I picked up Thai food and took it home. I chilled some wine, fixed the table, and began rehearsing my lines.
* * *
If Claire suspected an ambush, it wasn't evident. Over the years we had developed the habit of simply ignoring each other, as opposed to fighting. Therefore, our tactics were unrefined.
But I liked the idea of a blindside, of being thoroughly prepared with the shock, then ready with the quips. I thought it would be nice and unfair, completely acceptable within the confines of a crumbling marriage.
It was almost ten; she had eaten on the run hours earlier, so we went straight to the den with glasses of wine. I stoked the fire and we settled into our favorite chairs. After a few minutes I said, "We need to talk."
"What is it?" she asked, completely unworried.
"I'm thinking of leaving Drake & Sweeney."

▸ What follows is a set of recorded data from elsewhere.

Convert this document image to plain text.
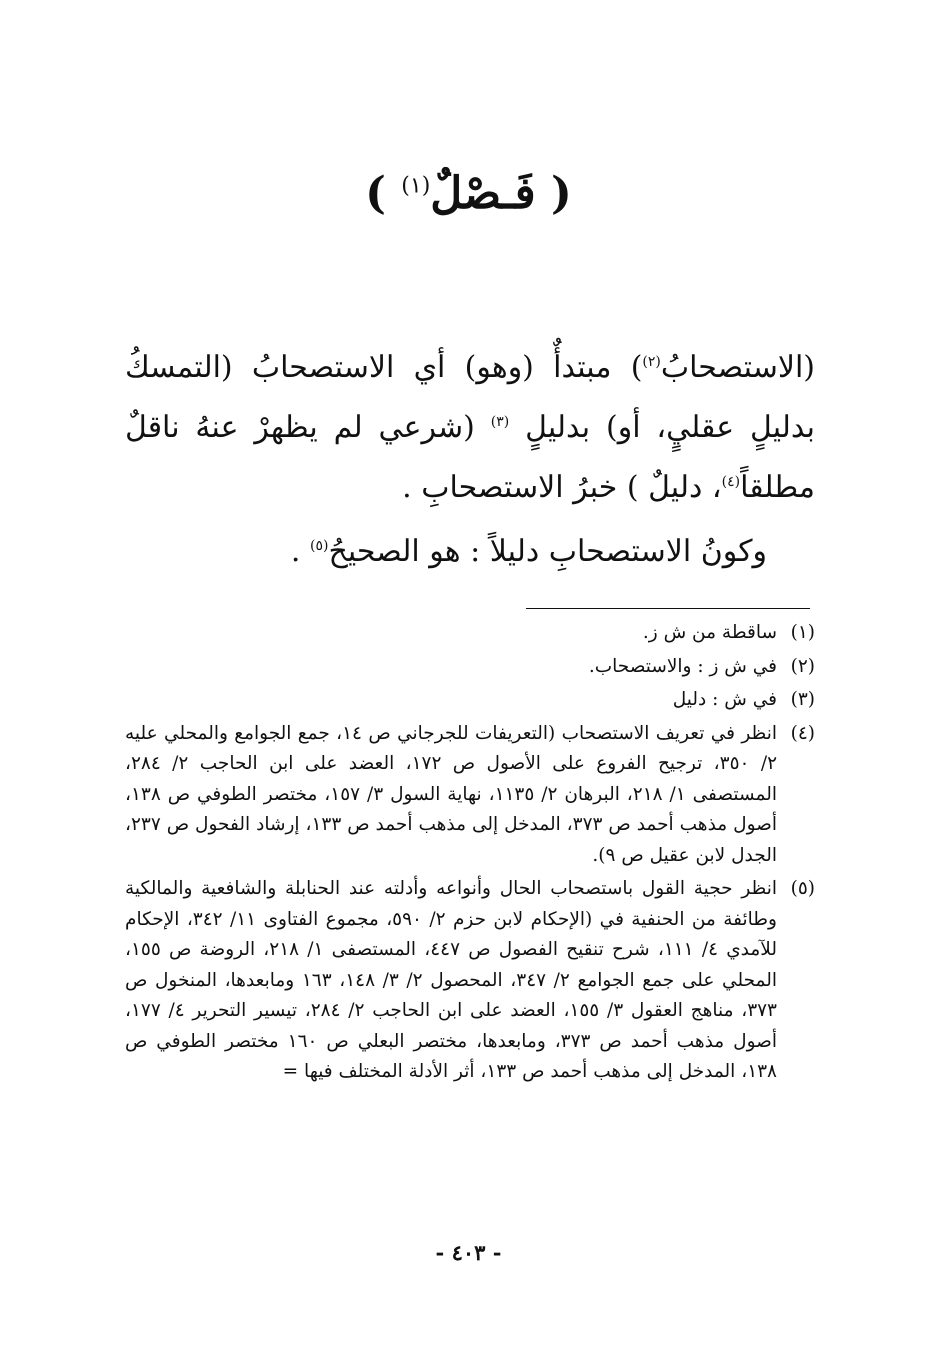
( فَـصْلٌ$^{(١)}$ )

(الاستصحابُ$^{(٢)}$) مبتدأٌ (وهو) أي الاستصحابُ (التمسكُ بدليلٍ عقليٍ، أو) بدليلٍ $^{(٣)}$ (شرعي لم يظهرْ عنهُ ناقلٌ مطلقاً$^{(٤)}$، دليلٌ ) خبرُ الاستصحابِ .

وكونُ الاستصحابِ دليلاً : هو الصحيحُ$^{(٥)}$ .

(١)
ساقطة من ش ز.
(٢)
في ش ز : والاستصحاب.
(٣)
في ش : دليل
(٤)
انظر في تعريف الاستصحاب (التعريفات للجرجاني ص ١٤، جمع الجوامع والمحلي عليه ٢/ ٣٥٠، ترجيح الفروع على الأصول ص ١٧٢، العضد على ابن الحاجب ٢/ ٢٨٤، المستصفى ١/ ٢١٨، البرهان ٢/ ١١٣٥، نهاية السول ٣/ ١٥٧، مختصر الطوفي ص ١٣٨، أصول مذهب أحمد ص ٣٧٣، المدخل إلى مذهب أحمد ص ١٣٣، إرشاد الفحول ص ٢٣٧، الجدل لابن عقيل ص ٩).
(٥)
انظر حجية القول باستصحاب الحال وأنواعه وأدلته عند الحنابلة والشافعية والمالكية وطائفة من الحنفية في (الإحكام لابن حزم ٢/ ٥٩٠، مجموع الفتاوى ١١/ ٣٤٢، الإحكام للآمدي ٤/ ١١١، شرح تنقيح الفصول ص ٤٤٧، المستصفى ١/ ٢١٨، الروضة ص ١٥٥، المحلي على جمع الجوامع ٢/ ٣٤٧، المحصول ٢/ ٣/ ١٤٨، ١٦٣ ومابعدها، المنخول ص ٣٧٣، مناهج العقول ٣/ ١٥٥، العضد على ابن الحاجب ٢/ ٢٨٤، تيسير التحرير ٤/ ١٧٧، أصول مذهب أحمد ص ٣٧٣، ومابعدها، مختصر البعلي ص ١٦٠ مختصر الطوفي ص ١٣٨، المدخل إلى مذهب أحمد ص ١٣٣، أثر الأدلة المختلف فيها =
- ٤٠٣ -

"Oh really." She took a drink. I admired her coolness. She either expected this or wanted to seem unconcerned.
"Yes. I can't go back there."
"I'm ready for a change. The corporate work is suddenly boring and unimportant, and I want to do something to help people."

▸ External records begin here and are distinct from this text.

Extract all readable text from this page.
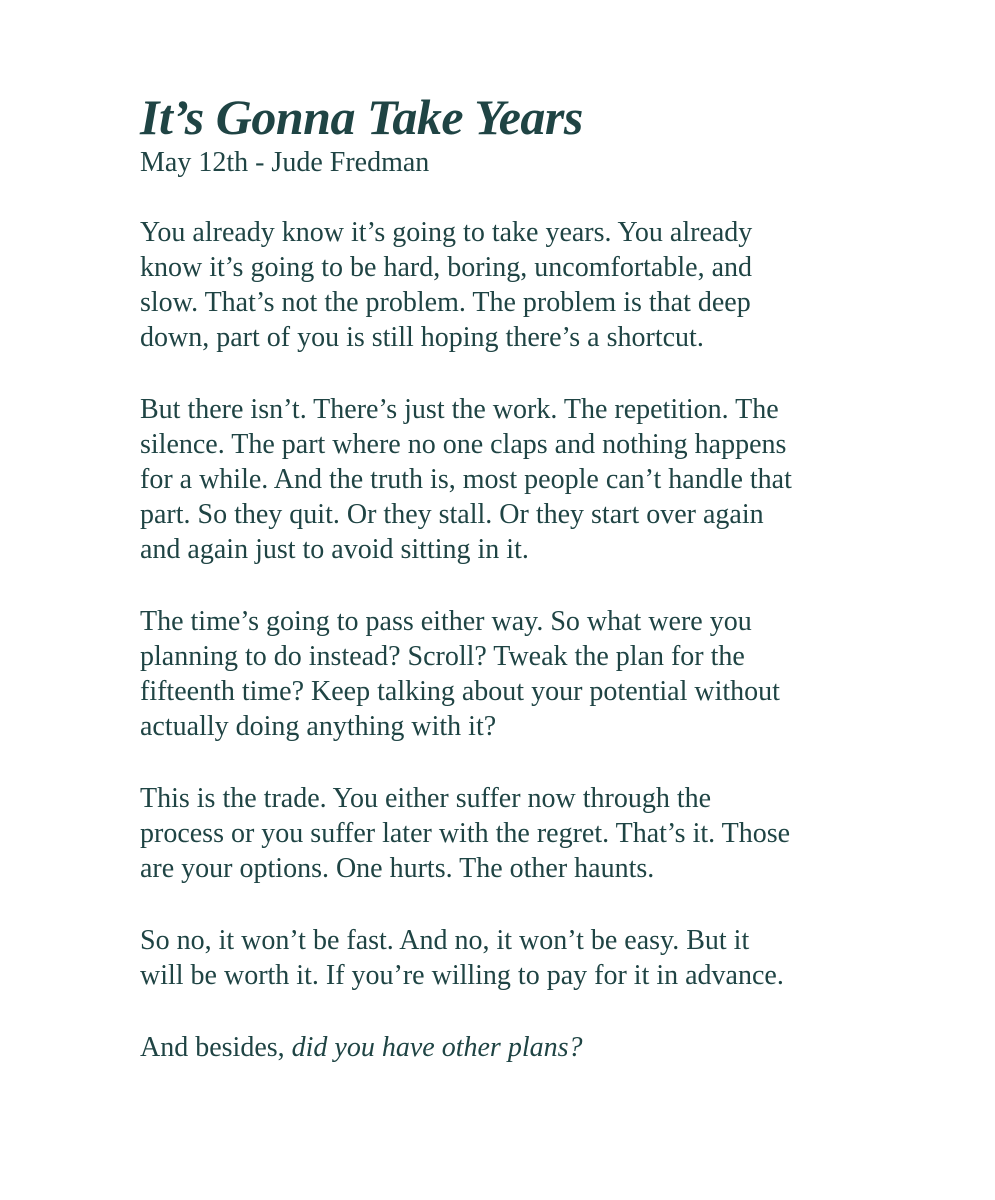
It’s Gonna Take Years

May 12th - Jude Fredman

You already know it’s going to take years. You already
know it’s going to be hard, boring, uncomfortable, and
slow. That’s not the problem. The problem is that deep
down, part of you is still hoping there’s a shortcut.

But there isn’t. There’s just the work. The repetition. The
silence. The part where no one claps and nothing happens
for a while. And the truth is, most people can’t handle that
part. So they quit. Or they stall. Or they start over again
and again just to avoid sitting in it.

The time’s going to pass either way. So what were you
planning to do instead? Scroll? Tweak the plan for the
fifteenth time? Keep talking about your potential without
actually doing anything with it?

This is the trade. You either suffer now through the
process or you suffer later with the regret. That’s it. Those
are your options. One hurts. The other haunts.

So no, it won’t be fast. And no, it won’t be easy. But it
will be worth it. If you’re willing to pay for it in advance.

And besides, did you have other plans?
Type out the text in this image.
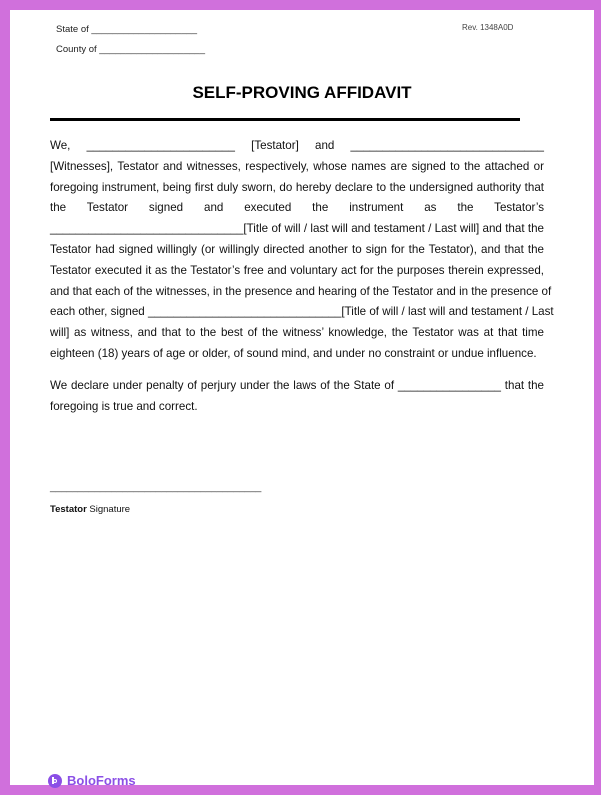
State of ____________________
County of ____________________
Rev. 1348A0D
SELF-PROVING AFFIDAVIT
We, _______________________ [Testator] and ______________________________
[Witnesses], Testator and witnesses, respectively, whose names are signed to the attached or
foregoing instrument, being first duly sworn, do hereby declare to the undersigned authority that
the Testator signed and executed the instrument as the Testator’s
______________________________[Title of will / last will and testament / Last will] and that the
Testator had signed willingly (or willingly directed another to sign for the Testator), and that the
Testator executed it as the Testator’s free and voluntary act for the purposes therein expressed,
and that each of the witnesses, in the presence and hearing of the Testator and in the presence of
each other, signed ______________________________[Title of will / last will and testament / Last
will] as witness, and that to the best of the witness’ knowledge, the Testator was at that time
eighteen (18) years of age or older, of sound mind, and under no constraint or undue influence.
We declare under penalty of perjury under the laws of the State of ________________ that the
foregoing is true and correct.
______________________________________
Testator Signature
BoloForms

"That's nice." She was already thinking about the money, and I was anxious to see how long it would take to get around to it. "In fact, that's very admirable, Michael."
"I told you about Mordecai Green. His clinic has offered me a job. I'm starting Monday."
"So you've made your decision already."
"Without any discussion with me. I have no say in the matter, is that right?"
"I can't go back to the firm, Claire. I told Rudolph today."
Another sip, a slight grinding of file teeth, a flash of anger but she let it pass. Her self-control was amazing.
We watched the fire, hypnotized by the orange flames. She spoke next. "Can I ask what this does for us financially?"
"It changes things."
"How much is the new salary?"
"Thirty thousand a year."
"Thirty thousand a year," she repeated. Then she said it again, somehow making it sound even lower. "That's less than what I make."
Her salary was thirty-one thousand, a figure that would increase dramatically in the years to come--serious money was not far away. For purposes of the discussion, I planned to have no sympathy for any whining about money.
"You don't do public interest law for the money," I said, trying not to sound pious. "As I recall, you didn't go to med school for the money."
Like every med student in the country, she had begun her studies vowing that money was not the attraction. She wanted to help humanity. Same for law students. We all lied.
She watched the fire and did the math. I guessed she was probably thinking about the rent. It was a very nice apartment; at twenty-four hundred a month it should've been even nicer. The furnishings were adequate. We were proud of where we lived--right address, beautiful rowhouse, swanky neighborhood--but we spent so little time there. And we seldom entertained. Moving would be an adjustment, but we could endure it.
We had always been open about our finances; nothing was hidden. She knew we had around fifty-one thousand dollars in mutual funds, and twelve thousand in the checking account. I was amazed at how little we'd saved in six years of marriage. When you're on the fast track at a big firm, the money seems endless.
"I guess we'll have to make adjustments, won't we?" she said, staring coldly at me. The word "adjustments" was dripping with connotations. "I suppose so."
"I'm tired," she said. She drained her glass, and went to the bedroom.
How pathetic, I thought. We couldn't even muster enough rancor to have a decent fight.
Of course, I fully realized my new status in life. I was a wonderful story--ambitious young lawyer transformed into an advocate for the poor; turns back on blue-chip firm to work for nothing. Even though she thought I was losing my mind, Claire had found it hard to criticize a saint.
I put a log on the fire, fixed another drink, and slept on the sofa.